Edebiyat arşivleri ve genel olarak arşivcilik üstüne konuşmaya çalışmanın bir sürü ‘neden yok!’ sorusunu beraberinde getirdiğini ifade ederek sözlerine başlayan Sevengül Sönmez, “Sanki ‘arşiv eşittir bir yokluk’muş hissi var. Tabii, bir sürü bir sürü yere de dayanabilir tarihsel olarak bu bakışı besleyen süreç. O yüzden genel olarak bir yokluk anlatısı değil, daha çok olanları göstermek istiyorum. Neler yapıldığına şöyle bir genel olarak bakmak amacıyla ve bu noktada da örnekler üzerinden yol gösterici bir sunum hazırladım. ‘Bizde arşiv yok. Bizde edebiyat arşivi yok’ diye başlayan bir cümle kurarak başlamak istiyordum. Ama öyle olmadığını sunumu hazırlarken çokça fark ettiğim için bir sürü arşiv örneği üzerine odaklanacak bir sunumum var. ‘Arşivden Kitaba: Edebiyat Arşivleri’ diye bir başlıkla bugün edebiyat arşivi nedir, dünyadan ve Türkiye’den örnekler nelerdir, edebiyat arşivleri ne işe yarar, edebiyat arşivlerinde neler yapılabilir gibi sorulardan ilerlemek istiyorum. Ekranda paylaştığım fotoğraf Marbach arşivinde bir çalışma sırasında çekilmiş fotoğraflardan biri. Bu fotoğrafları Alman edebiyat arşivinden aldım. Edebiyat arşivlerindeki çalışmalar, bir yazardan ya da şairden geriye kalanların edebi malzemeye nasıl bir arka plan oluşturduğunun ortaya çıkartılması ve yayımlanmış eserleriyle eserlerinin müsveddeleri, kişisel mektupları, biriktirdiği gazete, dergi kesikleri, aldığı notlar gibi kişisel arşiv malzemesi arasındaki çift taraflı ilişkinin ortaya koyulmasını sağlar. Arşivler şimdi bir çırpıda sayamasak bile kişisel pek çok malzemeyi içeren kimlikler, raporlar, hastalık kayıtları, özel yazışmalar, mektupların bir parçası olarak daha kişisel notlar, hatta alışveriş listeleri bile sayılabilir, pek çok şeyi kapsar. Dolayısıyla sadece bir edebiyat arşivi değil, aynı zamanda çok yönlü okumalara olanak sağlayan araçlardır bunlar” dedi.
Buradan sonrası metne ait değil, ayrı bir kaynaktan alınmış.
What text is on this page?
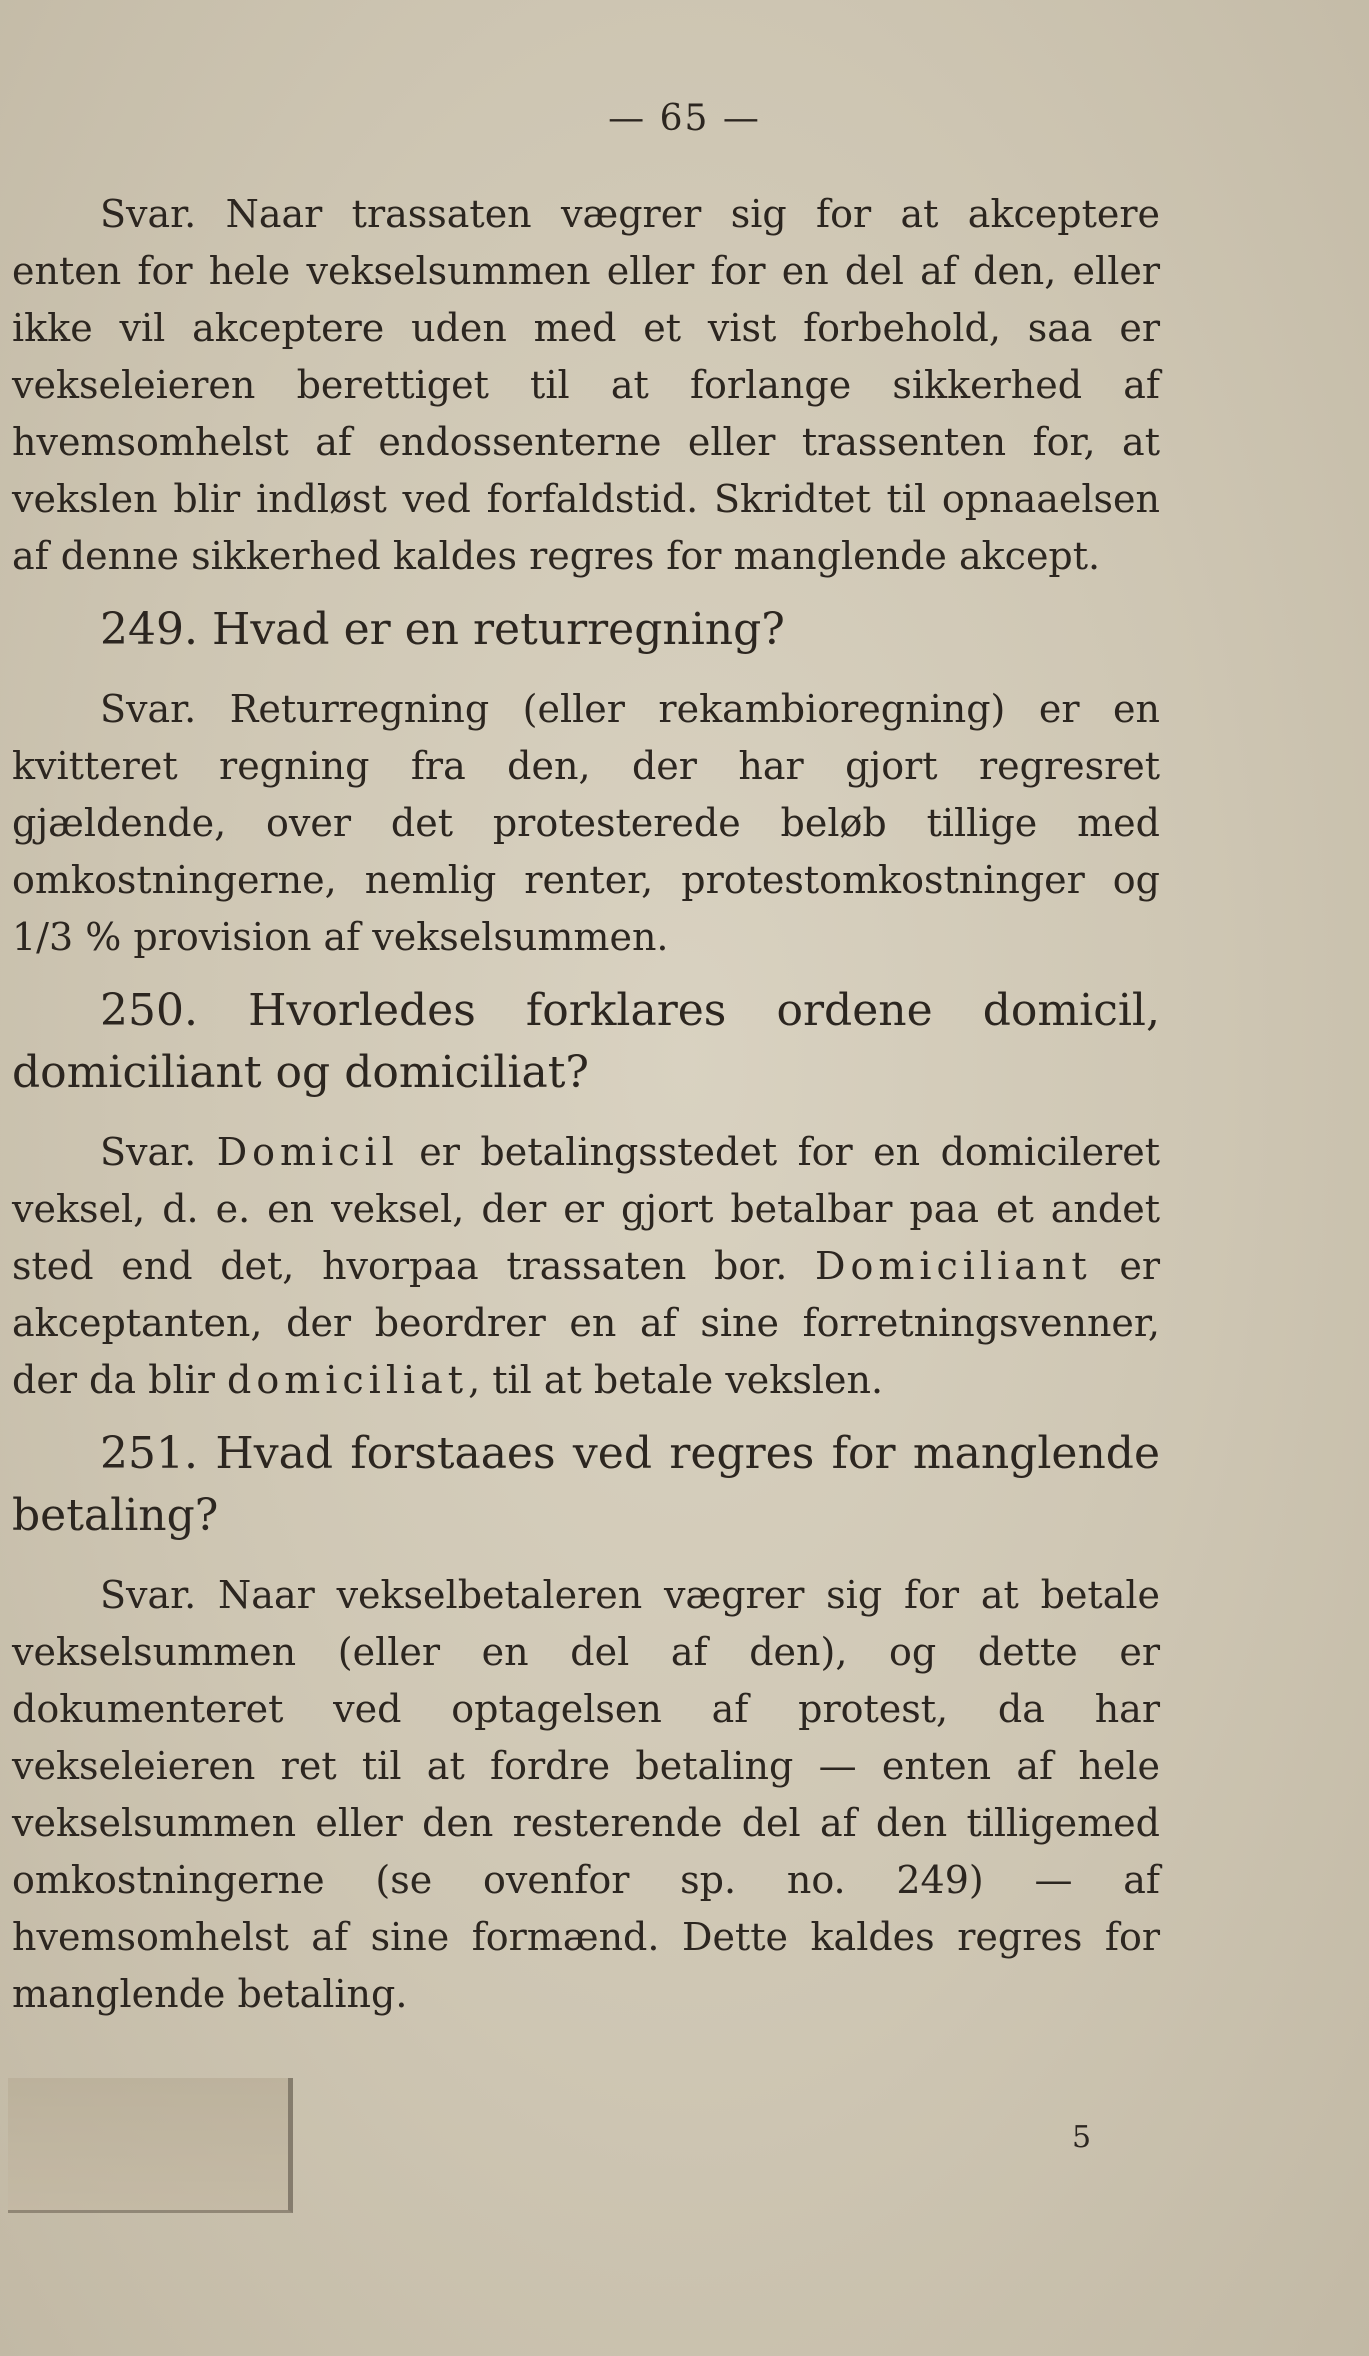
— 65 —

Svar. Naar trassaten vægrer sig for at akceptere enten for hele vekselsummen eller for en del af den, eller ikke vil akceptere uden med et vist forbehold, saa er vekseleieren berettiget til at forlange sikkerhed af hvemsomhelst af endossenterne eller trassenten for, at vekslen blir indløst ved forfaldstid. Skridtet til opnaaelsen af denne sikkerhed kaldes regres for manglende akcept.

249. Hvad er en returregning?

Svar. Returregning (eller rekambioregning) er en kvitteret regning fra den, der har gjort regresret gjældende, over det protesterede beløb tillige med omkostningerne, nemlig renter, protestomkostninger og 1/3 % provision af vekselsummen.

250. Hvorledes forklares ordene domicil, domiciliant og domiciliat?

Svar. Domicil er betalingsstedet for en domicileret veksel, d. e. en veksel, der er gjort betalbar paa et andet sted end det, hvorpaa trassaten bor. Domiciliant er akceptanten, der beordrer en af sine forretningsvenner, der da blir domiciliat, til at betale vekslen.

251. Hvad forstaaes ved regres for manglende betaling?

Svar. Naar vekselbetaleren vægrer sig for at betale vekselsummen (eller en del af den), og dette er dokumenteret ved optagelsen af protest, da har vekseleieren ret til at fordre betaling — enten af hele vekselsummen eller den resterende del af den tilligemed omkostningerne (se ovenfor sp. no. 249) — af hvemsomhelst af sine formænd. Dette kaldes regres for manglende betaling.

5
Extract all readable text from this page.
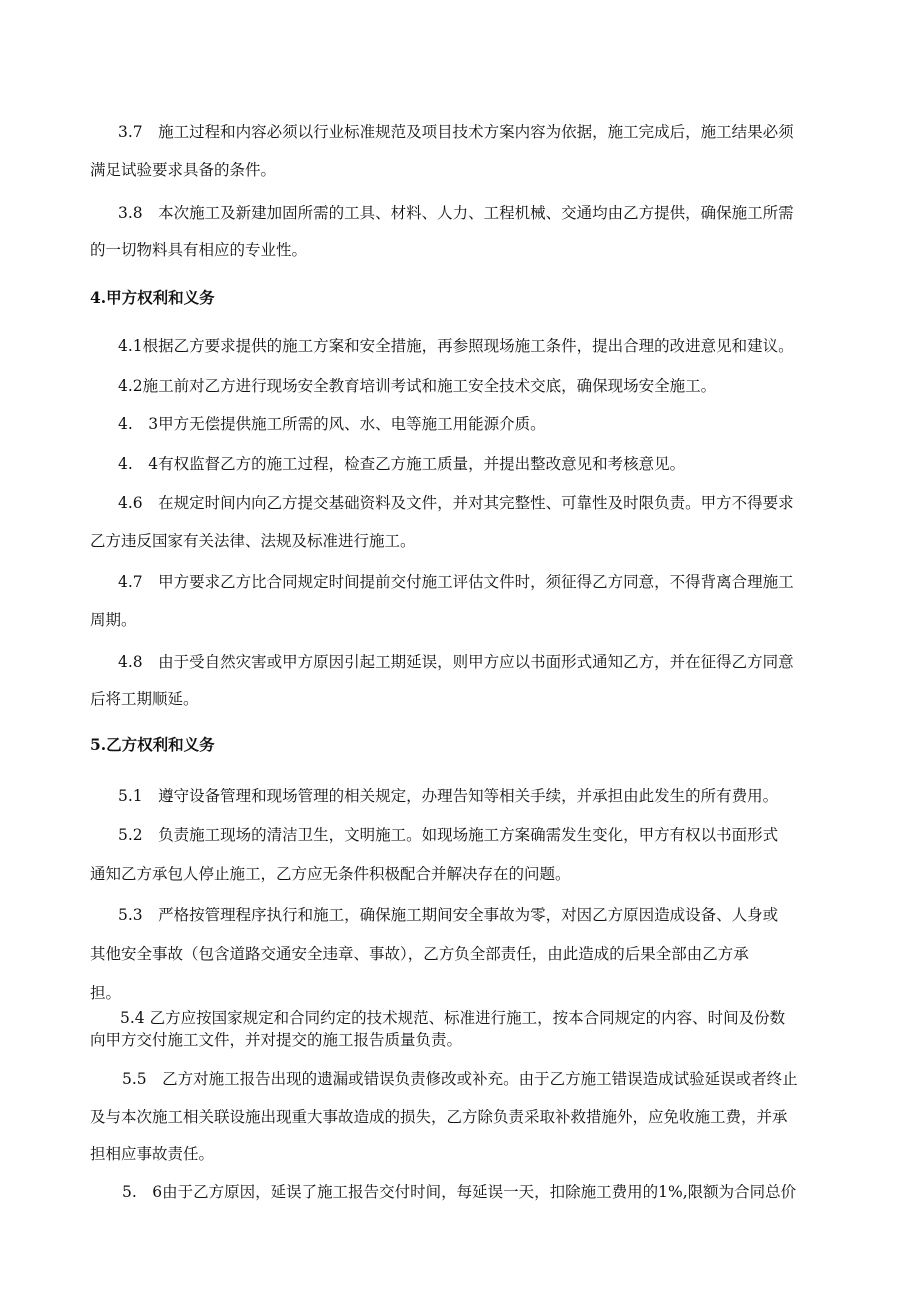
3.7　施工过程和内容必须以行业标准规范及项目技术方案内容为依据，施工完成后，施工结果必须
满足试验要求具备的条件。
3.8　本次施工及新建加固所需的工具、材料、人力、工程机械、交通均由乙方提供，确保施工所需
的一切物料具有相应的专业性。
4.甲方权利和义务
4.1根据乙方要求提供的施工方案和安全措施，再参照现场施工条件，提出合理的改进意见和建议。
4.2施工前对乙方进行现场安全教育培训考试和施工安全技术交底，确保现场安全施工。
4.　3甲方无偿提供施工所需的风、水、电等施工用能源介质。
4.　4有权监督乙方的施工过程，检查乙方施工质量，并提出整改意见和考核意见。
4.6　在规定时间内向乙方提交基础资料及文件，并对其完整性、可靠性及时限负责。甲方不得要求
乙方违反国家有关法律、法规及标准进行施工。
4.7　甲方要求乙方比合同规定时间提前交付施工评估文件时，须征得乙方同意，不得背离合理施工
周期。
4.8　由于受自然灾害或甲方原因引起工期延误，则甲方应以书面形式通知乙方，并在征得乙方同意
后将工期顺延。
5.乙方权利和义务
5.1　遵守设备管理和现场管理的相关规定，办理告知等相关手续，并承担由此发生的所有费用。
5.2　负责施工现场的清洁卫生，文明施工。如现场施工方案确需发生变化，甲方有权以书面形式
通知乙方承包人停止施工，乙方应无条件积极配合并解决存在的问题。
5.3　严格按管理程序执行和施工，确保施工期间安全事故为零，对因乙方原因造成设备、人身或
其他安全事故（包含道路交通安全违章、事故），乙方负全部责任，由此造成的后果全部由乙方承
担。
5.4 乙方应按国家规定和合同约定的技术规范、标准进行施工，按本合同规定的内容、时间及份数
向甲方交付施工文件，并对提交的施工报告质量负责。
5.5　乙方对施工报告出现的遗漏或错误负责修改或补充。由于乙方施工错误造成试验延误或者终止
及与本次施工相关联设施出现重大事故造成的损失，乙方除负责采取补救措施外，应免收施工费，并承
担相应事故责任。
5.　6由于乙方原因，延误了施工报告交付时间，每延误一天，扣除施工费用的1%,限额为合同总价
“Arşivler bakmaya çalıştığınız yönde size ipuçları verirler”

Arşivlerin bakış biçimi ve yönüne göre ipuçları verdiğinden bahsederek sözlerini sürdüren Sönmez, “Sunuma eklemeyi külliyen unuttuğum, şimdi fark ettiğim şeylerden biri Yakup Kadri arşivinde karşıma çıkmıştı. Eşi Leman Hanım’ın arşivi de orada olduğu için Leman Hanım’ın dönemin moda dergilerinden kesip çıkarttığı modeller, onları diktireyim diye tuttuğu defterler aslında 1930 ile 1970 arasında dünya modasını anlamak ve tanımak için ilginç bir malzeme olabilir. O yüzden edebiyat arşivleri siz nasıl bakarsanız şekil alabilecek kadar çok çeşitli malzeme barındırabilir. Ki genel olarak bakıldığında şunu söylemeliyim. Arşivler bakmayı bildiğiniz biçimde, bakmaya çalıştığınız yönde size ipuçları verirler. Yani her malzeme türlü çeşitte farklı farklı okunmaya da olanak sağlar. Bir yazarın zihinsel dünyasının gelişimi, yararlandığı düşünsel kaynaklar, etkilendiği edebi eserler, siyasi görüşünün şekillenmesi ve geçirdiği evreler; iktidar, sosyal ve toplumsal meselelere yaklaşımının evrimi ve eserlerine yansımaları; edebiyat anlayışının şekillenmesindeki etkenler ve edebiyat dünyası, yayıncılar, eleştirmenler, diğer yazarlar ve okurlarla ilişkilerinin edebiyatına yansımaları arşivdeki belgeler aracılığıyla araştırılabilir hale gelir. Arşivler sadece yazarların dünyasını açıklamaz; onların yaşadığı ve ürettiği döneme de ışık tutar” şeklinde konuştu.

“Arşivden Kitaba” başlıklı konuşma, dinleyenlerin aktif katılımı, soru ve katkılarıyla sona erdi.